Pour répondre à la demande grandissante du public, les périodiques rivalisent d’inventivité, cherchant à être toujours plus originaux pour remporter la bataille des chiffres de vente. Proposer des pages illustrées faisait partie de leurs techniques de diversification. Hogan’s Alley de Richard Felton Outcault est souvent considéré comme la première bande dessinée, notamment car son personnage du Yellow Kid est le premier à s'exprimer à travers des phylactères.
À la même période, Rudolph Dirks crée The Katzenjammer Kids, ou Pim Pam Poum en version française, dans American Humorist, un supplément du New York Journal. Dirks est le premier a réellement conceptualiser le comic strip, racontant son histoire dans plusieurs cases et utilisant les bulles pour faire parler ses héros. Son travail sera ensuite repris par Harold Knerr de 1914 à 1949, une longévité qui confirme l’importance de cette série dans l’histoire du Neuvième Art.
À partir de 1905, avec Little Nemo in Slumberland, Winsor McCay propose des planches complètes et s’éloigne des gags isolés pour construire un univers évolutif. Son travail, reconnu tardivement, est aujourd’hui considéré comme l’un des plus importants pour la construction de la bande dessinée telle que nous la connaissons.






En 1914 est fondée la King Features Syndicate, une agence de presse spécialisée dans la distribution de bande dessinée. Les strips se multiplient et sont bientôt diffusés dans tous les journaux, parfois de façon quotidienne, et complétés chaque semaine par une planche dominicale. Les auteurs gagnent en reconnaissance et la notion de cliffhanger, une fin ouverte ménageant le suspense et encourageant le lecteur à être au rendez-vous au prochain numéro, se généralise dans les comic strips d’action et d’aventure.
En 1929, Hal Foster, qui créera plus tard Prince Vaillant, adapte en comic strip Tarzan, d'après l’œuvre de Edgar Rice Burroughs. La série sera reprise par de grands noms tels que Burne Hogarth, Dan Barry, Gil Kane, ou encore Mike Grell. La même année, Philip Francis Nowlan et Dick Calkins lancent Buck Rogers, qui raconte le périple futuriste d’un ancien pilote de l’armée se réveillant d’un long coma au XXVe siècle. Cette série, considérée comme la première véritable bande dessinée de science-fiction, va avoir un impact considérable sur les productions culturelles de l’époque, faisant écho au succès rencontré en parallèle par les pulp’s, ces petits fascicules bon marché ayant connu leur âge d’or durant la première moitié du XXe siècle aux États-Unis.

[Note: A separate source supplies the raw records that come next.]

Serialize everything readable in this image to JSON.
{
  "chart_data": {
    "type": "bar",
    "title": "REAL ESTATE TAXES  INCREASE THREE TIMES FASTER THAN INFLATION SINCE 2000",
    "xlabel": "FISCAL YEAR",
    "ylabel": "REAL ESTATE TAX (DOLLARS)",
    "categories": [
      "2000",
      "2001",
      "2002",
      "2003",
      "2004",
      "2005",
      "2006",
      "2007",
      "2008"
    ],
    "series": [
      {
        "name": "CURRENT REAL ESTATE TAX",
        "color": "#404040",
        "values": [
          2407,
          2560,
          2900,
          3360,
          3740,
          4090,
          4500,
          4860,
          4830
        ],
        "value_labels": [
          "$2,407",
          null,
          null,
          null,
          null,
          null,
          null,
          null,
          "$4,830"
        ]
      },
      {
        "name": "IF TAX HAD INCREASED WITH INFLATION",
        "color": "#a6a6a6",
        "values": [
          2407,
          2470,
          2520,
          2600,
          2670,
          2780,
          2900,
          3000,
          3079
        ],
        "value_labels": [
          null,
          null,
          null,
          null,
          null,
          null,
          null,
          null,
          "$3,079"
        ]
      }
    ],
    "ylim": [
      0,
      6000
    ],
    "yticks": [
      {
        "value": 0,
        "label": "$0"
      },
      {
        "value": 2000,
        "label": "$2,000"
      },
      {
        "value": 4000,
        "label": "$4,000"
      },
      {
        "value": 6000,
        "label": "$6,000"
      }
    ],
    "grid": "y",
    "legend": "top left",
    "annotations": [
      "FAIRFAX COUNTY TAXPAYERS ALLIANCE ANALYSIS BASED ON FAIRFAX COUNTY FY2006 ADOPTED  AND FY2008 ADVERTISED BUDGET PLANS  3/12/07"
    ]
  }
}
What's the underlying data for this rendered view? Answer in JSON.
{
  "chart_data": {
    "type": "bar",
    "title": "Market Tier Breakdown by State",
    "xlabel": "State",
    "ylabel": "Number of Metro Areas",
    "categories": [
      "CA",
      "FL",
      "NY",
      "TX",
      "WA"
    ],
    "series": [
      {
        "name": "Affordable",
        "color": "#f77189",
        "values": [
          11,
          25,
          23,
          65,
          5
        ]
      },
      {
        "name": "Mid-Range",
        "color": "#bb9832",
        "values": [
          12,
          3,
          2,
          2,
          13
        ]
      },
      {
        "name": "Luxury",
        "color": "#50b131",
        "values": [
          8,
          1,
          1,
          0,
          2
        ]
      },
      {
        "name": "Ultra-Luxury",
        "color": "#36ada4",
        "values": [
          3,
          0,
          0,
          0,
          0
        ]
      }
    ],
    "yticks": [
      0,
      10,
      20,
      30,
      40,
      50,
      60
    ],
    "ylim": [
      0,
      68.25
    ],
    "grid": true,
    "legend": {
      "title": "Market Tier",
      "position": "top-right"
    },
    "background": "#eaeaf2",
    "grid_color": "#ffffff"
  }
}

L’accueil réservé à Buck Rogers fait des émules. Chez Central Press Association, par exemple, William Ritt et Clarence Gray créent Brick Bradford, traduit en Luc Bradefer en France, un aviateur vivant diverses aventures fantastiques et qui sera plus tard doté d’une machine à voyager dans le temps.
La Science-Fiction a le vent en poupe durant les années 1930, et les éditeurs cherchent à capitaliser sur ce courant en démultipliant les récits écrits ou dessinés ayant attrait à ce genre. Espérant pouvoir rivaliser avec les performances de Tarzan et de Buck Rogers, King Features Syndicate tente d’obtenir les droits pour adapter un autre personnage phare de Edgar Rice Burroughs : John Carter from Mars. Mais la démarche n’aboutit pas, et l’agence de presse se tourne alors vers un jeune auteur prometteur : Alex Raymond.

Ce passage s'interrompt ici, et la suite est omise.